By Gabriela Baczynska
KYIV (Reuters) – A Ukrainian film director who was jailed by Russia after opposing Moscow’s 2014 annexation of Crimea said on Wednesday Russian President Vladimir Putin will wreak chaos and destabilisation further west if Ukraine falls.
Russia arrested Oleg Sentsov in Crimea, his native Black Sea peninsula, and sentenced him to 20 years in a maximum security prison over terrorist charges he says amounted to a political vendetta.
The West demanded his release and Sentsov returned to Ukraine after a 2019 prisoner swap, one of few such exchanges in years of stand-off between the former Soviet republic and its ex-overlord Moscow.
“Sowing chaos and destabilisation is Putin’s main strategy. He wants to make Ukraine a fallen state,” Sentsov told Reuters in the Ukrainian capital Kyiv. “If Ukraine falls, all this will simply move further to the west.”
The Kremlin also backs pro-Russian separatist rebels fighting government troops in Ukraine’s eastern industrial region of Donbas, a conflict that killed some 15,000 people since 2015 and remains unresolved.
Russia has now alarmed the West with a military buildup of more than 100,000 troops near Ukraine’s borders while presenting an array of security demands including that Kyiv never join NATO, the Western military alliance.
Sentsov called for unequivocal Western support of Ukraine.
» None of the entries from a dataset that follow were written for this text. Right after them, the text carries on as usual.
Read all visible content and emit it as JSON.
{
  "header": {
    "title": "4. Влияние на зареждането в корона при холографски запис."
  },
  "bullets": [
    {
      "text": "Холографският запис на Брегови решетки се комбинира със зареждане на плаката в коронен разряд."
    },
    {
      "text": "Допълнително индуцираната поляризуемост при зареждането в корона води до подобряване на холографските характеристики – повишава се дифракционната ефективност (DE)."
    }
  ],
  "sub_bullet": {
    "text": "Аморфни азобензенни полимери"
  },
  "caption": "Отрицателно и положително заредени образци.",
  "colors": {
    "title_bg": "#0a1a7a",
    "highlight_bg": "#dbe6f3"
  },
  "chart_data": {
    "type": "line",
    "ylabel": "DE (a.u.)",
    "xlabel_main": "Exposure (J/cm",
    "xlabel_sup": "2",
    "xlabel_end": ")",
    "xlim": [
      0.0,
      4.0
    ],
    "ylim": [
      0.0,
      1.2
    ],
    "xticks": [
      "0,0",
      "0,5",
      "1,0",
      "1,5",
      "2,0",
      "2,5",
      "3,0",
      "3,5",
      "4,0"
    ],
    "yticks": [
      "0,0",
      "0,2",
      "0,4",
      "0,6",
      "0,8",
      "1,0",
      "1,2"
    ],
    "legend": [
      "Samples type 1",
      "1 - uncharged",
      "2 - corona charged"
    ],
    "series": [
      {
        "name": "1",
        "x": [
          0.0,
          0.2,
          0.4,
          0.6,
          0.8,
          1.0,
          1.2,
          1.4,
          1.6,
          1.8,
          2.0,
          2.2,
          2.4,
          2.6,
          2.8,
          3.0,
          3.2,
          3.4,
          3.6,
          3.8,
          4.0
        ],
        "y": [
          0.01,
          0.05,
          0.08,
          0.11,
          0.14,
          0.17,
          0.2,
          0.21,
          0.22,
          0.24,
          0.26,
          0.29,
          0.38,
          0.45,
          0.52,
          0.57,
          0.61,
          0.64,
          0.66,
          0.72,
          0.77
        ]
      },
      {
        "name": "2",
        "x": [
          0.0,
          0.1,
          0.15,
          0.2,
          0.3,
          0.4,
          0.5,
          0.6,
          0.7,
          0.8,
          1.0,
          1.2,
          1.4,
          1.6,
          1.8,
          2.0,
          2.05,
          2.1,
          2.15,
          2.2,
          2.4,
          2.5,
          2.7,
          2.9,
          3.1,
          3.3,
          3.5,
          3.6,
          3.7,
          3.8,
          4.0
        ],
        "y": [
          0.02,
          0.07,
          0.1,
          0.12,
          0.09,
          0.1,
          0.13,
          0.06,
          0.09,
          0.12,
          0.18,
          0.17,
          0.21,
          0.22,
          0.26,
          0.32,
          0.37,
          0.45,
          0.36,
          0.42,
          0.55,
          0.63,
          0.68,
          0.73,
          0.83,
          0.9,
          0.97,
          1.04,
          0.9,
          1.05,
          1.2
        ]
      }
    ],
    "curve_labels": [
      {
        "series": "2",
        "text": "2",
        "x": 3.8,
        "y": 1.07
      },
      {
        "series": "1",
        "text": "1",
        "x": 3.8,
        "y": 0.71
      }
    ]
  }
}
“This is one and the same war: Crimea, Donbas, the new escalation, the hybrid war that Russia is waging. Not only against Ukraine but more broadly against its neighbours – Poland, the Baltic states, Moldova, Georgia, Kazakhstan.”
Despite international tensions flying high, there is little sign of panic in Ukraine’s capital Kyiv.
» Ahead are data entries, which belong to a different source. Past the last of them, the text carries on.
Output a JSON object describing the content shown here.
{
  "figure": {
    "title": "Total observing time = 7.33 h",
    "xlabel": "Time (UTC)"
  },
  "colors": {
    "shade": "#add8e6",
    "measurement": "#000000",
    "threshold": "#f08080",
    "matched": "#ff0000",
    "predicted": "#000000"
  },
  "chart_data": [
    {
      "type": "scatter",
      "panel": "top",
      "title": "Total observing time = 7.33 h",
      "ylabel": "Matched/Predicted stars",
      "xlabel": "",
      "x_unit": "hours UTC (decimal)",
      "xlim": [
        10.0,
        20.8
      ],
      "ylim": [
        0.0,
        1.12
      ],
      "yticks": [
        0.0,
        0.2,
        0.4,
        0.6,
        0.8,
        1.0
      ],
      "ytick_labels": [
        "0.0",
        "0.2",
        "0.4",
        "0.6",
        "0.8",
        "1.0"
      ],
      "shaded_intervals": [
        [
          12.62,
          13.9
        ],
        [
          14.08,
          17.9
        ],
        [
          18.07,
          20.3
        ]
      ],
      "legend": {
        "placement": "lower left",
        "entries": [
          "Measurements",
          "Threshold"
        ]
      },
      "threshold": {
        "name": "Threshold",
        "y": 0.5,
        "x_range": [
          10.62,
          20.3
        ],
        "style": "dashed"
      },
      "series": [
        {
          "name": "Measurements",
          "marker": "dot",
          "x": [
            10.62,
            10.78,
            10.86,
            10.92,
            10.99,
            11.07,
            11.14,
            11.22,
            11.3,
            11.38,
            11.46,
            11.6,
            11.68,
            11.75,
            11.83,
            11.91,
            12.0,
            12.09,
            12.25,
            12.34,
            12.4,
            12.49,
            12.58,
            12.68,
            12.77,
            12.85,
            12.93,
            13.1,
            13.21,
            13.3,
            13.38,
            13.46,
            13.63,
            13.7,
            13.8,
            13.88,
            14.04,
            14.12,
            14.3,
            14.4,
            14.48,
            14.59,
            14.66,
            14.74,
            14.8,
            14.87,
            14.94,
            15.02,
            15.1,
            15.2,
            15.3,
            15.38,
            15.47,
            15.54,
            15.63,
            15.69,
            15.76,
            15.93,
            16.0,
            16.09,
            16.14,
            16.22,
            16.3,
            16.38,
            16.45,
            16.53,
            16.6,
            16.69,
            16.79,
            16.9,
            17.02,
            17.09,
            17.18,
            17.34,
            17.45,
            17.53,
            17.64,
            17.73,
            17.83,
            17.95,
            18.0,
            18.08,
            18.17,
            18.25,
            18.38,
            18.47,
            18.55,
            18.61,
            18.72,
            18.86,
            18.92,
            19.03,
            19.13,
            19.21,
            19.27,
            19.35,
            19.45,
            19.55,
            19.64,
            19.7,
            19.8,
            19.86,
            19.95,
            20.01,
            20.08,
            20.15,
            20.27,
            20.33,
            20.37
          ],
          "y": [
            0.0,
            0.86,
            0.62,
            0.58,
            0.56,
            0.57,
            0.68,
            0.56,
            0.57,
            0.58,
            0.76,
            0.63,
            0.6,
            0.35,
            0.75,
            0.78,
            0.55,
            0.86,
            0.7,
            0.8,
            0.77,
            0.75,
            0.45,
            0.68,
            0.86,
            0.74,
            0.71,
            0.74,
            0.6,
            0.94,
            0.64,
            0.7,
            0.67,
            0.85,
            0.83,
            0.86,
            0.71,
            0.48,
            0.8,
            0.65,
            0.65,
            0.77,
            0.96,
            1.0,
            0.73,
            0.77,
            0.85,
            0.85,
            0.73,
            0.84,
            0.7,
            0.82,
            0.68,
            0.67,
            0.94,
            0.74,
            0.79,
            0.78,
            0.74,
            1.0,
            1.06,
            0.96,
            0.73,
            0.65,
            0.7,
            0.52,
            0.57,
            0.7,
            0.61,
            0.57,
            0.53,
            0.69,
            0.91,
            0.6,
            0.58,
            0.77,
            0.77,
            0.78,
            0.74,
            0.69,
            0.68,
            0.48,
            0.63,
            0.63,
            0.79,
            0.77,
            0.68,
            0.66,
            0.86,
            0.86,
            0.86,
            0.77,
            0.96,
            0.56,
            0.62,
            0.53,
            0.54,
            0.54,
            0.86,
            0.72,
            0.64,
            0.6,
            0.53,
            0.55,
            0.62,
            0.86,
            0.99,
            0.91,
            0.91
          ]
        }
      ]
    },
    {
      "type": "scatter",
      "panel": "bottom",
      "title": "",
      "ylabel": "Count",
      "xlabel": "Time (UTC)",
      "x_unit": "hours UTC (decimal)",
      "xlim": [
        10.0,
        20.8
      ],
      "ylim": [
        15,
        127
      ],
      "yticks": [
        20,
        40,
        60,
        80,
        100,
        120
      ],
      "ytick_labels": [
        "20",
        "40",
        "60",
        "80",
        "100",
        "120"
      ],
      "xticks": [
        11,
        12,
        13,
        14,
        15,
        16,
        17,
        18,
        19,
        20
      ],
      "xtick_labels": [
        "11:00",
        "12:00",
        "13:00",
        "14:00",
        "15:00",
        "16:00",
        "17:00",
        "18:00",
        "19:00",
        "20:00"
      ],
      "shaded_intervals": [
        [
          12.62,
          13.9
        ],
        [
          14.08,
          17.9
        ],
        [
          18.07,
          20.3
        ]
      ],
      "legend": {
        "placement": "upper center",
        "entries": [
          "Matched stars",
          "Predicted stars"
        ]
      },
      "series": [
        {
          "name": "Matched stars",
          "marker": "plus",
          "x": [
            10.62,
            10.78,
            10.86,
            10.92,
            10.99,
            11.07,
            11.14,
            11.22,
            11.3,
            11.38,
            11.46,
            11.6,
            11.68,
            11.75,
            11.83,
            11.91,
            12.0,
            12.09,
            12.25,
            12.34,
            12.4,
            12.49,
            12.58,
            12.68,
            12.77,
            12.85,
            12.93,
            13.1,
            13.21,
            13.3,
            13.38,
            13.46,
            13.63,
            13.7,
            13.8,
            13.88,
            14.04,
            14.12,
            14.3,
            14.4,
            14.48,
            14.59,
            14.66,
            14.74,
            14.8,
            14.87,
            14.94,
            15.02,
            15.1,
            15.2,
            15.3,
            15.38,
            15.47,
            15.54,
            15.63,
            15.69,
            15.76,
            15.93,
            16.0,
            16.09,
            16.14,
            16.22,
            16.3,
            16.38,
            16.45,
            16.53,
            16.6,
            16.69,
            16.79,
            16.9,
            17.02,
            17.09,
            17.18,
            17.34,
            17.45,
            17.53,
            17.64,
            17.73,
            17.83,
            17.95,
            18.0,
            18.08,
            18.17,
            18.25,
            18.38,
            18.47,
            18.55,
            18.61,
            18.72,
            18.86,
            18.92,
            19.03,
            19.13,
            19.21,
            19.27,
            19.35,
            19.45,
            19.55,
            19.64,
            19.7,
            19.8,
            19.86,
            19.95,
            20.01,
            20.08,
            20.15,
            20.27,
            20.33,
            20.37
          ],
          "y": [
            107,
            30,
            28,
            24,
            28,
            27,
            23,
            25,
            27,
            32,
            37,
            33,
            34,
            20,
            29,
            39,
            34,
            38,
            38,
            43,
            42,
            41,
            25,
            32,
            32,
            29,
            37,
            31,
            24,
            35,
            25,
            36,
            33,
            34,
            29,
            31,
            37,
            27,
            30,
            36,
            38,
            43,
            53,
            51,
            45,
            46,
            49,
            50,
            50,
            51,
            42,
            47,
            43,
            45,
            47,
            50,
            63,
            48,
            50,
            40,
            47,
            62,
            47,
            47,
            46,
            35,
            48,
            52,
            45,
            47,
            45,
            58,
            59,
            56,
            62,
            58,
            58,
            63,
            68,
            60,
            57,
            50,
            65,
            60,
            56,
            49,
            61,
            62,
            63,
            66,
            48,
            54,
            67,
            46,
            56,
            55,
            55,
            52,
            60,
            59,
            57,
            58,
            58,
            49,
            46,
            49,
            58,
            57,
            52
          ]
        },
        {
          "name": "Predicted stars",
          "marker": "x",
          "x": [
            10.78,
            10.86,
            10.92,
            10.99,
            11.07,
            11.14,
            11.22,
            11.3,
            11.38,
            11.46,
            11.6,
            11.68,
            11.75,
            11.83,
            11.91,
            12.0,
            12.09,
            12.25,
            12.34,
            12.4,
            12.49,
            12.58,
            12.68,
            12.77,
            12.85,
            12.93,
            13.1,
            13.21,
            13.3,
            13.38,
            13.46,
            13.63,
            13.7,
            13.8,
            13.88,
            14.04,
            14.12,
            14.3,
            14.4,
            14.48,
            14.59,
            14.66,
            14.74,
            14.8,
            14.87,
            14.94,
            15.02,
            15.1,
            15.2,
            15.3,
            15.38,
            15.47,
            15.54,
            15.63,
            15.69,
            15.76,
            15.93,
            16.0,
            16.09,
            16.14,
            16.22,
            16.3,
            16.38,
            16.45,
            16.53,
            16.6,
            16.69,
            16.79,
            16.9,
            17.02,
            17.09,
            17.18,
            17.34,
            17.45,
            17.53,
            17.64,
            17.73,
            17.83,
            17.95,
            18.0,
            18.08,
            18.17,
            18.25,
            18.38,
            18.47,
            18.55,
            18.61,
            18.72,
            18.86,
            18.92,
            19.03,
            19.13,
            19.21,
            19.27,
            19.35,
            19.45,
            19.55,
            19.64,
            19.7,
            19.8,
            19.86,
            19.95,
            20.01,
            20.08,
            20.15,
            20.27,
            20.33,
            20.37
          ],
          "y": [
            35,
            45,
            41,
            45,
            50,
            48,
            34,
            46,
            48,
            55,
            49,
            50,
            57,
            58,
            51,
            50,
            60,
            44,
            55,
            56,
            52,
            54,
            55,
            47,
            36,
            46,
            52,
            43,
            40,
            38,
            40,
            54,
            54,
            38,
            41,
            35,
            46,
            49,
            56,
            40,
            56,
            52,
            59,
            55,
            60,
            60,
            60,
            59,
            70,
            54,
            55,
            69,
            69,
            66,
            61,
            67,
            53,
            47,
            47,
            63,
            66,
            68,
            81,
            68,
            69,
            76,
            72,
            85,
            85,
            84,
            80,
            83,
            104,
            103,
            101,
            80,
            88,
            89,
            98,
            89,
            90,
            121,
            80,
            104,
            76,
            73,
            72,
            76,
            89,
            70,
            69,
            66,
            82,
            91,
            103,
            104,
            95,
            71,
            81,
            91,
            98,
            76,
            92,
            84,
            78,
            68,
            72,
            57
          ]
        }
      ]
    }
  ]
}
“People are used to it. They stopped fearing. It’s not that they are indifferent. But they are calm. Preparing for what’s to come,” said Sentsov, adding he would go fight if Russia invaded.
He praised increased U.S. and British arms deliveries to Ukraine and condemned Germany’s refusal to do the same, or to scrap the Nord Stream 2 gas pipeline that would take gas straight from Russia to Germany, bypassing Ukraine.
“Putin’s ambition is to be a global leader who stands at the helm of big parts of eastern Europe and Asia,” said the 45-year-old. “Blandishing him, throwing money at him helps him carry on.”
Sentsov, who served four years in prison in the Russian Arctic, also called for the release of other Ukrainians held in Russia. Kyiv says they number more than 120 people.
Sentsov released his latest film last year. “Rhino” is set in the 1990s shortly after the break-up of the Soviet Union, a period known for the rise of crime, lawlessness and oligarchs.
He is now working on a heart-warming story set in a small American town – a script he wrote while in jail where he said harsh conditions meant he was looking for “brightness”.
But it is too soon, he said, for a film looking at Ukraine’s most recent past, from the 2013-14 “Maidan” uprising that toppled a Russian-backed president, the annexation of Crimea and the conflict in Donbas.
“The war continues. What Maidan stood for and what people died for, we have not yet achieved. We may now have a new Russian invasion. It’s all on fire still,” said Sentsov.